BEIRUT — The Lebanese Army rescued a Saudi citizen who had been kidnapped Sunday in Lebanon, freeing him Tuesday morning from a town close to the Syrian-Lebanese border and arresting his alleged kidnappers, according to L’Orient Today’s correspondent and a Lebanese Army statement.
The army said in a statement that they carried out "a special operation on the border [with Syria] to arrest the kidnappers and free the Saudi man."
The Saudi man, Machari al-Maïtari, is still in Hermel in the Bekaa with Army Intelligence to provide his statement, a security source confirmed to L’Orient Today.
Security sources also confirmed that the operation is ongoing to search for suspects in the kidnapping, after which the Saudi man will be transported back to Beirut.
The army arrested dozens of suspects and wanted persons, and seized large quantities of weapons, military ammunition, and materials for manufacturing Captagon, the sources said.
Raids in the Bekaa
The Lebanese army said in a statement Tuesday afternoon that it raided the houses of those involved in the kidnapping, as well as a Captagon manufacturing facility owned by the suspects. One of the suspects shot at the home of a soldier and an army barracks, which led to an armed clash. There were no reported injuries.
At a joint press conference with Saudi Arabia's ambassador to Lebanon Walid al-Bukhari, caretaker Interior Minister Bassam Mawlawi said that "the army, in coordination with other security bodies, carried out searches from the northern Bekaa to the [Syrian] border, which led to the release" of the Saudi national.

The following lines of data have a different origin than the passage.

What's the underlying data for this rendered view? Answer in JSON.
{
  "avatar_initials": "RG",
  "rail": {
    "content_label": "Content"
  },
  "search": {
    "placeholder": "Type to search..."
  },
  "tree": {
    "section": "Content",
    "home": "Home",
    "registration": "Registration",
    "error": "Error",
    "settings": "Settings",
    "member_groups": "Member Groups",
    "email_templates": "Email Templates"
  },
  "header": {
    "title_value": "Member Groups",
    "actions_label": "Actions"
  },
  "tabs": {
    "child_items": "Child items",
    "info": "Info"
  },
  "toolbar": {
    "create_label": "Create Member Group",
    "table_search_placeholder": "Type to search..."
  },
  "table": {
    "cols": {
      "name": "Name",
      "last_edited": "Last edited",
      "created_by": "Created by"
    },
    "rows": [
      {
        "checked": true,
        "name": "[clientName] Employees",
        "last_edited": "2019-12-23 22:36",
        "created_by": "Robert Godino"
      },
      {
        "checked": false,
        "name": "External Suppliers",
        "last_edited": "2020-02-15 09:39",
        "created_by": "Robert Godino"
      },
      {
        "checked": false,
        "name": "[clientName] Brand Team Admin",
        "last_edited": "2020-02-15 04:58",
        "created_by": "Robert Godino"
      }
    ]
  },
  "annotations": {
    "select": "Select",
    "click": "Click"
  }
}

Caretaker Prime Minister Najib Mikati tweeted Tuesday that the authorities will continue to “control the security situation and will not allow any threat to the security of the Lebanese and other nationals residing in Lebanon.”
“We are keen on the return of all Arab brothers to Lebanon and preventing any threat to them, in addition to preventing the use of Lebanese territory as a starting point for any action that threatens the security and safety of Arab countries,” Mikati concluded.
Mawlawi told Al Jadeed that the Interior Ministry “worked by integrating and unifying efforts with the army commander, which led to the liberation of the Saudi kidnapped by the army intelligence in the Bekaa region.”
Mawlawi met with Army Commander Aoun in Yarzeh after their joint collaboration to free the man.
The Saudi newspaper Okaz tweeted Monday evening that the kidnapped man works for the Saudia airline in Beirut and that “the kidnappers …demanded — via a call issued from the southern suburbs of Beirut — a ransom of $400,000” for his release.
A Lebanese security source had reported to AFP Monday night that the Saudi man was abducted as he was exiting a restaurant.
No impact on relations with Saudi Arabia
During his press conference with Bukhari, Mawlawi added that the kidnapping "has not impacted relations with Saudi Arabia, which are solid and sacred and cannot be threatened or destabilized."
Mawlawi insisted that Lebanon is ready to face "anyone who tries to disturb relations with the Arab brothers."
For his part, Bukhari thanked "the Lebanese army, the Internal Security Forces, as well as Minister Mawlawi, for having worked from the first hours [since the kidnapping] until the end of the operation with professionalism and speed." He ensured that "the security efforts deployed show that the Lebanese authorities are keen to ensure the safety of tourists."
An Iraqi man was kidnapped from Jounieh, Kesrouan governorate, in April and was freed by the army two days later. A Syrian man was kidnapped in Aley the same month, shortly after his arrival in Lebanon from Dubai. He was later freed by Internal Security Forces.
Last July, Saudi political dissident Manea al-Yami was killed in Lebanon. Lebanon's Internal Security Forces said his two brothers stabbed him to death in a family dispute.